Rubrik Tanya Jawab Agama Majalah Suara Muhammadiyah edisi 19 tahun 2018 memuat Fatwa “Wakaf Uang, Wakaf Menggunakan Uang, dan Kepemilikan Benda Wakaf”, yang menyertakan Fatwa MUI tahun 2002. Komisi Fatwa MUI menetapkan fatwa tentang wakaf uang pada 28 Shafar 1423 H/1 Mei 2002 M, sebagai berikut: (a) Wakaf Uang (Cash Wakaf/Waqf al-Nuqud) adalah wakaf yang dilakukan seseorang, kelompok orang, lembaga atau badan hukum dalam bentuk uang tunai, (b) Termasuk ke dalam pengertian uang adalah surat-surat berharga, (c) Wakaf Uang (Cash Wakaf/Waqf al-Nuqud) adalah wakaf yang dilakukan seseorang, kelompok orang, lembaga atau badan hukum dalam bentuk uang tunai, (d) Wakaf Uang hukumnya jawaz (boleh), (e) Nilai pokok Wakaf Uang harus dijamin kelestariannya, tidak boleh dijual, dihibahkan, dan atau diwariskan.
“Putusan Tarjih tahun 1953 masih menggunakan paradigma lama, sementara dalam Majalah SM edisi 19 tahun 2018 sudah menggunakan paradigma baru,” tutur Mas’udi. Paradigma baru diperlukan karena kondisi sosial masyarakat yang berubah. Dinamika dan tuntutan perubahan ini harus direspons. Dalam paradigma baru misalnya, disebutkan bahwa harta yang telah diwakafkan dapat bersifat selamanya dan dapat pula bersifat sementara atau berjangka waktu.
Mengapa perlu ada paradigma baru dalam wakaf? Mas’udi mengajukan beberapa alasan. Pertama, belum optimalnya peran wakaf dalam peningkatan kesejahteraan umat. Kedua, pemahaman masyarakat yang belum memadai dalam perkembangan wakaf kontemporer. Ketiga, banyak nadhir wakaf yang tidak mengerti tentang konsep wakaf produktif, kemitraan wakaf, wakaf uang, dan lainnya. Keempat, wakaf perlu diintegrasikan dalam sistem ekonomi nasional tiap negara dalam upaya pengentasan kemiskinan.

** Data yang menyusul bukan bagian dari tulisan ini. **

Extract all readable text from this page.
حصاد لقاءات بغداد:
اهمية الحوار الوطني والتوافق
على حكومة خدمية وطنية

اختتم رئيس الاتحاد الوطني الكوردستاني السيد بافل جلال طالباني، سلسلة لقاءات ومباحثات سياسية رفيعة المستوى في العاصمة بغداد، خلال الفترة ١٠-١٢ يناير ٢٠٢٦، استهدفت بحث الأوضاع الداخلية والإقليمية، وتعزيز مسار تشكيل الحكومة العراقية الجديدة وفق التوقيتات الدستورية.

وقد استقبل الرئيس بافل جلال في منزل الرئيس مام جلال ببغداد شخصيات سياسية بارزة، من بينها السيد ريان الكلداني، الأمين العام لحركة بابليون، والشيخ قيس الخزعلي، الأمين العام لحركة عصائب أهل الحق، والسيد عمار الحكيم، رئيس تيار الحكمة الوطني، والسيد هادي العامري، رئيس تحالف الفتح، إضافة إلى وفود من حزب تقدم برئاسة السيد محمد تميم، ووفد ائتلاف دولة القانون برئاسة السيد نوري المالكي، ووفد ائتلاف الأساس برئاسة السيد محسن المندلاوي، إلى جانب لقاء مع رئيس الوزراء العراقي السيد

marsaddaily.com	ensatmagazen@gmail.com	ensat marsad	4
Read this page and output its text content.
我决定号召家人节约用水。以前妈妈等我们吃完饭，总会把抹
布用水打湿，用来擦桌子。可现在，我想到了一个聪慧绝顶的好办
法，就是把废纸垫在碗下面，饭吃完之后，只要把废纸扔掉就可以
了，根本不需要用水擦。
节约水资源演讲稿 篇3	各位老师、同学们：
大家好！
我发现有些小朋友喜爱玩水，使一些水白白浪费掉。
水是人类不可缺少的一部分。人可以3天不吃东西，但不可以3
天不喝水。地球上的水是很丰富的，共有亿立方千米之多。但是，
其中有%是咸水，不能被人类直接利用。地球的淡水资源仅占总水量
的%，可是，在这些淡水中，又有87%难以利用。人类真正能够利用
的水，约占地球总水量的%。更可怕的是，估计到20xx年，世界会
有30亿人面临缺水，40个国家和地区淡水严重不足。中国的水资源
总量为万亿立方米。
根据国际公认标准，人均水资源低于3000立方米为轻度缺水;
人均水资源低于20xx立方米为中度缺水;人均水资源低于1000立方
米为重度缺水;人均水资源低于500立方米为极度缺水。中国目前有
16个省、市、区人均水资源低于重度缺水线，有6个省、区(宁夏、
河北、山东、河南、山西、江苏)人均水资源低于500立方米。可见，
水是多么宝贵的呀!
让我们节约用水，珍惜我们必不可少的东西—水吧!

Ma’udi menyebut bahwa paradigma baru tentang wakaf dirumuskan dalam Undang-Undang Nomor 41 tahun 2004 dan Peraturan Pemerintah Nomor 42 tahun 2006 tentang pelaksanaan UU tersebut. Melalui regulasi ini, cara untuk mengekalkan uang sebagai benda wakaf adalah melalui lembaga keuangan syariah. Oleh bank syariah nantinya uang wakaf akan dikelola dengan prinsip mudharabah. Bank syariah berlaku sebagai mudharib dan nadhir berlaku sebagai shahibul maal.
“Dalam paradigma baru wakaf, pertama, harta wakaf yang berupa tanah dan uang, bisa diwujudkan menjadi rumah sakit, rumah susun, gedung perkantoran, pusat perniagaan, tidak hanya untuk masjid, kuburan, dan sekolah. Kedua, keuntungan dari pengelolaannya bisa disalurkan kepada masyarakat dalam bentuk pemberian beasiswa, pembangunan jalan, program pengentasan kemiskinan, dan lainnya,” urai Mas’udi. Harta wakaf itu bisa untuk bermacam aktivitas: ibadah, pendidikan, kesehatan, pemberdayaan ekonomi, dan kesejahteraan umum lainnya. (ribas)
Baca juga:
Pengajian Tarjih 21: Bagaimana Muhammadiyah Kembali kepada Al-Qur’an dan Hadis?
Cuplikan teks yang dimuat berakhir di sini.